The necessity for a dispensation, which is also required by the modern English Constitutions, does not seem to have met with the same general approval, and in this country, dispensations for funeral processions are not usually, if at all, required. Indeed, Preston himself, in explaining the law, says that it was not intended to restrict the privileges of the regular lodges, but that, "by the universal practice of Masons, every regular lodge is authorized by the Constitution to act on such occasions when limited to its own members."[86] It is only when members of other lodges, not under the control of the Master, are convened, that a dispensation is required. But in America, Grand Lodges or Grand Masters have not generally interfered with the rights of the lodges to bury the dead; the Master being of course amenable to the constituted authorities for any indecorum or impropriety.
Chapter V.
Of the Rights of Past Masters.
I have already discussed the right of Past Masters to become members of a Grand Lodge, in a preceding part of this work,[87] and have there arrived at the conclusion that no such inherent right exists, and that a Grand Lodge may or may not admit them to membership, according to its own notion of expediency. Still the fact, that they are competent by their masonic rank of accepting such a courtesy when extended, in itself constitutes a prerogative; for none but Masters, Wardens, or Past Masters, can under any circumstances become members of a Grand Lodge.

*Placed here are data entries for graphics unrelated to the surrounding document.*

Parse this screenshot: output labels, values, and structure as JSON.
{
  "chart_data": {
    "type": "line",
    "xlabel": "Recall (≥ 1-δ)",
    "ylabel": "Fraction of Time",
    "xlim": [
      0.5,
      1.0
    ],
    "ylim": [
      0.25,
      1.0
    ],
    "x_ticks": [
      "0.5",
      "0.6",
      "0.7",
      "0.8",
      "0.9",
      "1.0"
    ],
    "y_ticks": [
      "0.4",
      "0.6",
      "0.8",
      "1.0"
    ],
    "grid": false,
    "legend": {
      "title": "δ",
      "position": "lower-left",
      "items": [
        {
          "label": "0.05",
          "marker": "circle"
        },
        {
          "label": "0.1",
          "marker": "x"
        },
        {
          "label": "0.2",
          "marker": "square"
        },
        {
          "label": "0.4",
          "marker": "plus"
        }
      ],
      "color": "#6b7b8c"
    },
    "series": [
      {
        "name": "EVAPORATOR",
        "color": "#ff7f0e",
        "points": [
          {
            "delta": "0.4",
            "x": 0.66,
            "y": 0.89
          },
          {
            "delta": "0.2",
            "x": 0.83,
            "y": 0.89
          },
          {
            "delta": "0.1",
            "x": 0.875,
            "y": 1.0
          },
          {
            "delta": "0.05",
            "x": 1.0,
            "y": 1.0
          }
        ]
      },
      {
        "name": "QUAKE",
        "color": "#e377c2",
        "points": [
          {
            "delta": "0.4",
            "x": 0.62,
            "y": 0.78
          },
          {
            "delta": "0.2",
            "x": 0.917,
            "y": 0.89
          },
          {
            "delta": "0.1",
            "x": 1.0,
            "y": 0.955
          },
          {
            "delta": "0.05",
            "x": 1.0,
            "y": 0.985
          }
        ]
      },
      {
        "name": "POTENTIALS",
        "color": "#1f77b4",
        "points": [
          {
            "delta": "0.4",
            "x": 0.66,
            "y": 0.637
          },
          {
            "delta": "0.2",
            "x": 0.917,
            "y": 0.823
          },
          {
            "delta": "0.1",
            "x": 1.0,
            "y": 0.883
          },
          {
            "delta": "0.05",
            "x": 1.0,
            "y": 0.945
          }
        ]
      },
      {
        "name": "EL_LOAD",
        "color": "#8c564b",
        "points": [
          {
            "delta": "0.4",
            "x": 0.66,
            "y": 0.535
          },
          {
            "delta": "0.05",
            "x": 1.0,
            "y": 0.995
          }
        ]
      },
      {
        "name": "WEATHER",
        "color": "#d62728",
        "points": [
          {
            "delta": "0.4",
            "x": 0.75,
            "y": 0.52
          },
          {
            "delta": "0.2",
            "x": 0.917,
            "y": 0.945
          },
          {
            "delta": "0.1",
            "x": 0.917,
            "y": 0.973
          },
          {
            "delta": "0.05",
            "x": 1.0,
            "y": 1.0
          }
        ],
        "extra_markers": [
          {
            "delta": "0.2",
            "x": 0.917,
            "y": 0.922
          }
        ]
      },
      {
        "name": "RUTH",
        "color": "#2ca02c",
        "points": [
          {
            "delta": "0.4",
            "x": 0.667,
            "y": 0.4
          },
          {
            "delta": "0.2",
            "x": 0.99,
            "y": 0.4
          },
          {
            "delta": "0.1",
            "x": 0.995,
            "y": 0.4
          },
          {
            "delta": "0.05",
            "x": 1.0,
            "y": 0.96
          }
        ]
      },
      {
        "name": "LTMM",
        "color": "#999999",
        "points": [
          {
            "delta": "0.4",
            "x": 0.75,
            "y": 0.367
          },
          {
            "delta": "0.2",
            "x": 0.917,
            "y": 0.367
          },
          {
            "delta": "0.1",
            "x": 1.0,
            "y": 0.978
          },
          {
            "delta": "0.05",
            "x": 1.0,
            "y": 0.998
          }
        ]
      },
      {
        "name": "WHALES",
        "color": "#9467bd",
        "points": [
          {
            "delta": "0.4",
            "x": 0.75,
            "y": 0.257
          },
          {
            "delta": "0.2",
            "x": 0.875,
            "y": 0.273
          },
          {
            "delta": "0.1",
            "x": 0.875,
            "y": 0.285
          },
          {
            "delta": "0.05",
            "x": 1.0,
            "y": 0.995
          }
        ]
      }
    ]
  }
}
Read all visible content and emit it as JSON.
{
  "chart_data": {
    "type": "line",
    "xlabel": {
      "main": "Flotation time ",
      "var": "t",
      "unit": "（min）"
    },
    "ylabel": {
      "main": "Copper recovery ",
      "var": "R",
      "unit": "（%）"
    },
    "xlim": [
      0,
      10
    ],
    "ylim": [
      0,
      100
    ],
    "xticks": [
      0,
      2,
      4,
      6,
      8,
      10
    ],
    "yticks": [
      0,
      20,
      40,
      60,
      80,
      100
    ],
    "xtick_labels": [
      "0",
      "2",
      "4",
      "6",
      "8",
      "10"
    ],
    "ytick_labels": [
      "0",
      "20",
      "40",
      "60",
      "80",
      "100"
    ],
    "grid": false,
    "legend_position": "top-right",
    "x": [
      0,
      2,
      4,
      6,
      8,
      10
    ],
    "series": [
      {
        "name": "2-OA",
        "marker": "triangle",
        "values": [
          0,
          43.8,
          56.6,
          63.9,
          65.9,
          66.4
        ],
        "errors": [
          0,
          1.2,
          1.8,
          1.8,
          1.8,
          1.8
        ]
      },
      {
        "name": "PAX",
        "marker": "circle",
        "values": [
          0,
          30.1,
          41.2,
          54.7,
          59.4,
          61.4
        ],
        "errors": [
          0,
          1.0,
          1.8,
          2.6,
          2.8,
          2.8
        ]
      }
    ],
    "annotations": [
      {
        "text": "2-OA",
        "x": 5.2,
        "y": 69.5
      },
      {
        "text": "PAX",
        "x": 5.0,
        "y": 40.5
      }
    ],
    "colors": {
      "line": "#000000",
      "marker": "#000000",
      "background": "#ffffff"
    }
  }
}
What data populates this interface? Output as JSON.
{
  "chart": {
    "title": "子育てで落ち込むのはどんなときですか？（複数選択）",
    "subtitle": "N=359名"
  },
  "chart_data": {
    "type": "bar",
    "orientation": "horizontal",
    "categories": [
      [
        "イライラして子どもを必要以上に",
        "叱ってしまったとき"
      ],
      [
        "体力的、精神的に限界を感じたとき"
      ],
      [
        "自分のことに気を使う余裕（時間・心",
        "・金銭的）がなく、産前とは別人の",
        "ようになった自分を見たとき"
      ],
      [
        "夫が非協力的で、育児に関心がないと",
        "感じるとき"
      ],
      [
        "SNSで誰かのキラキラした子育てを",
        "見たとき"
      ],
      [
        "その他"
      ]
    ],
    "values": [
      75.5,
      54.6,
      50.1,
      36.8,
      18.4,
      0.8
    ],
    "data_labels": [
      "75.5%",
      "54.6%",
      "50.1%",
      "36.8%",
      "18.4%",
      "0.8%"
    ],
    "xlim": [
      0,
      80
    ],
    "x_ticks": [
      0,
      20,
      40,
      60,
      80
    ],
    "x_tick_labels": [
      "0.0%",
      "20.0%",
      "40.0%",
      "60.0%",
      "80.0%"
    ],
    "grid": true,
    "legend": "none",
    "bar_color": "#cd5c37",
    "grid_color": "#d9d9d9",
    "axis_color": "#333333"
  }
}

Past Masters possess a few other positive rights.
In the first place they have a right to install their successors, and at all times subsequent to their installation to be present at the ceremony of installing Masters of lodges. I should scarcely have deemed it necessary to dwell upon so self-evident a proposition, were it not that it involves the discussion of a question which has of late years been warmly mooted in some jurisdictions, namely, whether this right of being present at an installation should, or should not, be extended to Past Masters, made in Royal Arch Chapters.
In view of the fact, that there are two very different kinds of possessors of the same degree, the Grand Lodge of England has long since distinguished them as "virtual" and as "actual" Past Masters. The terms are sufficiently explicit, and have the advantage of enabling us to avoid circumlocution, and I shall, therefore, adopt them.
An actual Past Master is one who has been regularly installed to preside over a symbolic lodge under the jurisdiction of a Grand Lodge. A virtual Past Master is one who has received the degree in a chapter, for the purpose of qualifying him for exaltation to the Royal Arch.